For over 40 years, Africa has not witnessed such a rapid growth as recently. Out of the world’s 10 fastest growing economies, 6 are African! However, such growth is not always coupled with a decrease in inequality or a remarkable reduction in poverty. While some African countries have experienced growth with significant reduction in poverty, poverty rate remains high in most countries regardless of their economic performance. In the latter cases, growth has been even named by some studies ‘jobless growth’. This is where the African challenge remains.

Witness Simbanegavi, Director of Research at the African Economic Research Consortium, argues that growth is not being channelled in the right way to benefit the vulnerable people. On the other hand, and unlike the Latin American region, Africa lacks strong social protection policies. According to Simbanegavi, what Africa needs now is a pro-poor growth coupled with improved social protection policies; only this paradigm can lead to an enhancement of the welfare of the poorest.

Has growth in Kenya been pro-poor?
The paper ‘Poverty and Economic Growth: Understanding the linkages in Kenya’ authored by Jane Kabubo Mariara (School of Economics, University of Nairobi) looks at the links between poverty, inequality and growth in Kenya. She shared her presentation during the GDN 14th annual Conference, during the session organized in partnership with (AERC). She also examines the role institutions play in promoting growth.  

Mariara claims that growth in Kenya has not been always pro-poor and to a large extent it was derived by institutional factors, such as the availability of work markets and education.  She also argues that growth in Kenya is mostly determined by income and not by redistribution of income.

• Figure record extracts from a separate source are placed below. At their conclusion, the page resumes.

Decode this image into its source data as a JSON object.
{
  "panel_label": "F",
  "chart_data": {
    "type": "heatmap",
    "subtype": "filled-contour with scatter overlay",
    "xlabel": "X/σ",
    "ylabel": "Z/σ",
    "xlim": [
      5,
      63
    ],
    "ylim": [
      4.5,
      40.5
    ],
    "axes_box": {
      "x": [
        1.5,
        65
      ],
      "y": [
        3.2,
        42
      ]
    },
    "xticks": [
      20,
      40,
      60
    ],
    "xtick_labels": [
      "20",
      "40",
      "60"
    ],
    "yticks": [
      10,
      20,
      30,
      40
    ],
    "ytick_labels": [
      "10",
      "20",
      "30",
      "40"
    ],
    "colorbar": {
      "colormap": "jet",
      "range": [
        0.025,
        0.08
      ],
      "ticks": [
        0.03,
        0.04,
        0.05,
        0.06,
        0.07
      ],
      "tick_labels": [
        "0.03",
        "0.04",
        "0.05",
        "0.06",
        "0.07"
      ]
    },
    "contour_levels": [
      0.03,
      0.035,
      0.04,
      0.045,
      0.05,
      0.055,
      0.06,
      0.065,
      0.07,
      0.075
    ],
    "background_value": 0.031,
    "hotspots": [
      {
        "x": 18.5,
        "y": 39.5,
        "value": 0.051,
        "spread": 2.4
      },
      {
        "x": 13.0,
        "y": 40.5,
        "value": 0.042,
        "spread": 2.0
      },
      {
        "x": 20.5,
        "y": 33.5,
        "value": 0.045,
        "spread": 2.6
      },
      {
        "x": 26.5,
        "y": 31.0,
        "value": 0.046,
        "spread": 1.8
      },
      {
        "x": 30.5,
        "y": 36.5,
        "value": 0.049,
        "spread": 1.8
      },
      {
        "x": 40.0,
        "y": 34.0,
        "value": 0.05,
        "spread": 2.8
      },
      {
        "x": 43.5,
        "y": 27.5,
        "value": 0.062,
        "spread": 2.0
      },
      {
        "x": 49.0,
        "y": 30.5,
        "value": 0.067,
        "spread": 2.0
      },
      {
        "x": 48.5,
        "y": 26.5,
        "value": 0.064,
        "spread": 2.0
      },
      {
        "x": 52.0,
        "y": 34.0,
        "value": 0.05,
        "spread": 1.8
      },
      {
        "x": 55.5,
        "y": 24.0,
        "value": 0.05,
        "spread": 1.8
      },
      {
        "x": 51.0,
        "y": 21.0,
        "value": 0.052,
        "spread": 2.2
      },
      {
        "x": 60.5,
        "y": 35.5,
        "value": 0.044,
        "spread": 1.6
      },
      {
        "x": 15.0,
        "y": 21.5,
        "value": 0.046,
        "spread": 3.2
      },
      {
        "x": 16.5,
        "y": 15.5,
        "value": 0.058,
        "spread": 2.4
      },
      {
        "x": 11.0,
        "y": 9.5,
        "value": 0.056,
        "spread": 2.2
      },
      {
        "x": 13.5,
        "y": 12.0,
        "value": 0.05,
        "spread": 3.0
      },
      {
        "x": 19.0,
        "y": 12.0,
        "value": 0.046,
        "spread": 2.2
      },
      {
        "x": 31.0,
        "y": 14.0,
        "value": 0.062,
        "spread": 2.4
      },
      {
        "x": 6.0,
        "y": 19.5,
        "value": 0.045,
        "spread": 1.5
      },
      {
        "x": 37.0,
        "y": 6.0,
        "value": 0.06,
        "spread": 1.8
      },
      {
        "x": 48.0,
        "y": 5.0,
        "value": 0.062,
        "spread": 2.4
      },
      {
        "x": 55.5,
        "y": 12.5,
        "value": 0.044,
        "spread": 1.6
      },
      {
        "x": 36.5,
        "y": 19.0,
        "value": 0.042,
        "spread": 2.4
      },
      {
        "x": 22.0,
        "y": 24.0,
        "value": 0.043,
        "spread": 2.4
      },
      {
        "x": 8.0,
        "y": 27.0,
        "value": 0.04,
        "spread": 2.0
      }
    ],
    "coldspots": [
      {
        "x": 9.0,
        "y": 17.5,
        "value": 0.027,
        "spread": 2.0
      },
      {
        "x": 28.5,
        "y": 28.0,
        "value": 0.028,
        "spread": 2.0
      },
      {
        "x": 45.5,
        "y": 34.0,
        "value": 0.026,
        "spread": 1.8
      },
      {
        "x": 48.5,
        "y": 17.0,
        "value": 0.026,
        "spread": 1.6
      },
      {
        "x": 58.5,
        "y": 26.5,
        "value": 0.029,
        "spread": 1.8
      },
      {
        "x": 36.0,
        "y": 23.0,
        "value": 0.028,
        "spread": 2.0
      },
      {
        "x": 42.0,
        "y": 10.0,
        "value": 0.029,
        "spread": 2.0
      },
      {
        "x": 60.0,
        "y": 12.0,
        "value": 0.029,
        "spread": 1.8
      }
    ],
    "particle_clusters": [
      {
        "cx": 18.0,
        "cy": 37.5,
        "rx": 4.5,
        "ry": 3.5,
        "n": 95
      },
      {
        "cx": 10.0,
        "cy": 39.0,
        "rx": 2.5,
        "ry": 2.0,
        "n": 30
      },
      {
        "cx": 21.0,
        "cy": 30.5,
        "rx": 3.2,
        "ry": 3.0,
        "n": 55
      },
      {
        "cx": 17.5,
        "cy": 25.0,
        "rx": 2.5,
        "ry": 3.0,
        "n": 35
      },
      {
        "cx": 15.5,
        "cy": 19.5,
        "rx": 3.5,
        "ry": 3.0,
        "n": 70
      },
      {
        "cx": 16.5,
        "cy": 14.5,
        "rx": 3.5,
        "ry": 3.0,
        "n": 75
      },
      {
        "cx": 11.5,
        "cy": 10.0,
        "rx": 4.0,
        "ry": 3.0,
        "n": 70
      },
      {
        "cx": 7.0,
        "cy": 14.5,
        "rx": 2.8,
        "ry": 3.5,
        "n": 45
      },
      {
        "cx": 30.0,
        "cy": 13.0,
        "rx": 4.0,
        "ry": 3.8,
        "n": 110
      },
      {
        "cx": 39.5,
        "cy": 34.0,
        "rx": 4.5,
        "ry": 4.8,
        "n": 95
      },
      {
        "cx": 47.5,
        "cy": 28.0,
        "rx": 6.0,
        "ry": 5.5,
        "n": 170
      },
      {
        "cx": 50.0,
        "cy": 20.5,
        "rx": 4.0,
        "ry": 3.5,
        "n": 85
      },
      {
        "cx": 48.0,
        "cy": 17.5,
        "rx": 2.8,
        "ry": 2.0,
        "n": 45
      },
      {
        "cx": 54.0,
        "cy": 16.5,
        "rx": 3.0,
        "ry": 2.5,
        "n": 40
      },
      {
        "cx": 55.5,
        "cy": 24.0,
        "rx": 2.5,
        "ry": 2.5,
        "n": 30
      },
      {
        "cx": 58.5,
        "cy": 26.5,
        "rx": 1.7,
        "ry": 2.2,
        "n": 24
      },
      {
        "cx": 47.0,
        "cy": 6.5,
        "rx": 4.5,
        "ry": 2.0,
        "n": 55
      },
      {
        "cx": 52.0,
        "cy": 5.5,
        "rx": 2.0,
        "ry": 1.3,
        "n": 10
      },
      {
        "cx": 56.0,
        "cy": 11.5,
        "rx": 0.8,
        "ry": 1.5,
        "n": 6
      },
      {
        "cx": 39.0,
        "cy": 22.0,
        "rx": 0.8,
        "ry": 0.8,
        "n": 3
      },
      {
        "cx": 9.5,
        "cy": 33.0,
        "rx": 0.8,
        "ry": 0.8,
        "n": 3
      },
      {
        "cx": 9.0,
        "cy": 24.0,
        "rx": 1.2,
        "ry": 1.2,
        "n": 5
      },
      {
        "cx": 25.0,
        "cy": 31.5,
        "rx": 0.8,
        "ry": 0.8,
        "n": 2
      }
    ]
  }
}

In the video below, Mariara recommends some of the policies that can re-target growth towards the poor.  She proposes the implementation of subsidies for fuel, and better policies to enhance education. Most importantly she looks at the opportunity cost of making water available and the fact that the poor spend a lot of time finding water, while she argues that this time can be better utilised  as explained in her paper.